At any rate, this preserved viral structure can hold unintended consequences. First, as described above gp160, gp120, and gp41 provide binding sites for complement factor H. (Pinter, Claudia et al, Aids Research and Human Retroviruses, Vol. 11(5), pp. 577-88 (1995) (Pinter, Claudia, et al., Aids Research and Human Retroviruses, Vol. 11(8) (1995))(Stoiber, Heribert, et al., Immunobiology, Vol. 193, pp 98-113 (1995)) Accordingly, the retention of these structures means that factor H will interfere with humoral immune response following vaccination. The removal of gp120 gp160 in U.S. Pat. No. 6,107,543 may mitigate this effect to some degree; nevertheless, the preservation of the gp41 Factor H binding sites would work against the immunogenicity of the composition. Second, both approaches are silent as to the cellular plasma membrane and retain some or all of the viral membrane, including certain bound proteins that interfere with immune response. As an assembling, replicating HIV particle buds through the infected cell plasma membrane, the membrane is enriched by CD55 (the decay accelerating factor) and CD59 (the homologous restriction factor) that regulate complement. These molecules are incorporated into the viral membrane upon budding from infected cells. Preservation of some or all of these features or structures could interfere with complement activation and humoral response. (Saifuddin, 1995) Third, HIV surface components bear sialic acid, which could remain on the preserved structure of inactivated HIV. Sialic acids are typically found on host proteins and cellular structures; high sialic acid content on a virus, even if the virus were inactivated, would limit the host's ability to recognize the virus and respond properly. Importantly, sialic acid residues are also used in the binding of Factor H. (Meri, Seppo, et al., “Discrimination Between Activator and Nonactivators of the Alternative Pathway of complement Regulation: Regulation Via a Sialic acid/Polyanion binding site on Factor H.” Proc.

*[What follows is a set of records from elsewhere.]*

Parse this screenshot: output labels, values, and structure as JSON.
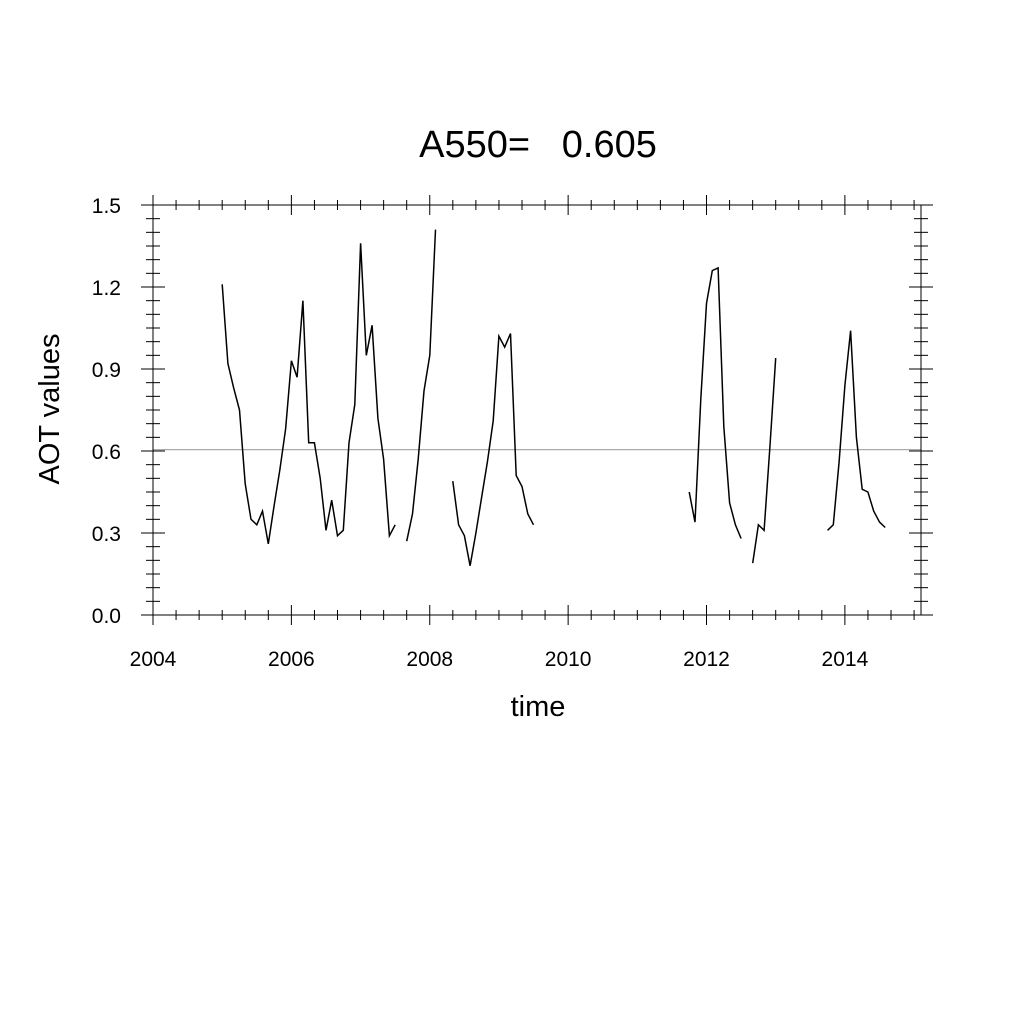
{
  "chart_data": {
    "type": "line",
    "title": "A550=   0.605",
    "xlabel": "time",
    "ylabel": "AOT values",
    "xlim": [
      2004,
      2015.1
    ],
    "ylim": [
      0.0,
      1.5
    ],
    "x_ticks": [
      "2004",
      "2006",
      "2008",
      "2010",
      "2012",
      "2014"
    ],
    "y_ticks": [
      "0.0",
      "0.3",
      "0.6",
      "0.9",
      "1.2",
      "1.5"
    ],
    "reference_line": {
      "value": 0.605,
      "color": "#aaaaaa"
    },
    "series_color": "#000000",
    "segments": [
      {
        "x": [
          2005.0,
          2005.083,
          2005.167,
          2005.25,
          2005.333,
          2005.417,
          2005.5,
          2005.583,
          2005.667,
          2005.75,
          2005.833,
          2005.917,
          2006.0,
          2006.083,
          2006.167,
          2006.25,
          2006.333,
          2006.417,
          2006.5,
          2006.583,
          2006.667,
          2006.75,
          2006.833,
          2006.917,
          2007.0,
          2007.083,
          2007.167,
          2007.25,
          2007.333,
          2007.417,
          2007.5
        ],
        "y": [
          1.21,
          0.92,
          0.83,
          0.75,
          0.48,
          0.35,
          0.33,
          0.38,
          0.26,
          0.4,
          0.53,
          0.68,
          0.93,
          0.87,
          1.15,
          0.63,
          0.63,
          0.5,
          0.31,
          0.42,
          0.29,
          0.31,
          0.63,
          0.77,
          1.36,
          0.95,
          1.06,
          0.72,
          0.57,
          0.29,
          0.33
        ]
      },
      {
        "x": [
          2007.667,
          2007.75,
          2007.833,
          2007.917,
          2008.0,
          2008.083
        ],
        "y": [
          0.27,
          0.37,
          0.57,
          0.82,
          0.95,
          1.41
        ]
      },
      {
        "x": [
          2008.333,
          2008.417,
          2008.5,
          2008.583,
          2008.667,
          2008.75,
          2008.833,
          2008.917,
          2009.0,
          2009.083,
          2009.167,
          2009.25,
          2009.333,
          2009.417,
          2009.5
        ],
        "y": [
          0.49,
          0.33,
          0.29,
          0.18,
          0.3,
          0.43,
          0.56,
          0.71,
          1.02,
          0.98,
          1.03,
          0.51,
          0.47,
          0.37,
          0.33
        ]
      },
      {
        "x": [
          2011.75,
          2011.833,
          2011.917,
          2012.0,
          2012.083,
          2012.167,
          2012.25,
          2012.333,
          2012.417,
          2012.5
        ],
        "y": [
          0.45,
          0.34,
          0.79,
          1.14,
          1.26,
          1.27,
          0.69,
          0.41,
          0.33,
          0.28
        ]
      },
      {
        "x": [
          2012.667,
          2012.75,
          2012.833,
          2012.917,
          2013.0
        ],
        "y": [
          0.19,
          0.33,
          0.31,
          0.62,
          0.94
        ]
      },
      {
        "x": [
          2013.75,
          2013.833,
          2013.917,
          2014.0,
          2014.083,
          2014.167,
          2014.25,
          2014.333,
          2014.417,
          2014.5,
          2014.583
        ],
        "y": [
          0.31,
          0.33,
          0.56,
          0.84,
          1.04,
          0.65,
          0.46,
          0.45,
          0.38,
          0.34,
          0.32
        ]
      }
    ]
  }
}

Natl. Acad. Sci., USA, Vol. 87(10), pp. 3982-6 (May 1990)) (Blackmore, T. K., et al., J. of Immunology, Vol. 157(12), pp. 5422-7 (December 1997)) (Kuhn, S., et al., Eur. J. Immunol., Vol. 26(10), pp. 2383-7 (October 1996)) (Pangburn, M. K., et al., J. of Immunology, Vol. 164(9) (May 2000))
The present invention is directed to an immunogenic composition that addresses these issues. It is intended that by creating compounds available to target different subtypes and aspects of HIV, it will advance treatment and research. Ultimately, it is hoped to extend survival and to improve the quality of life for infected individuals.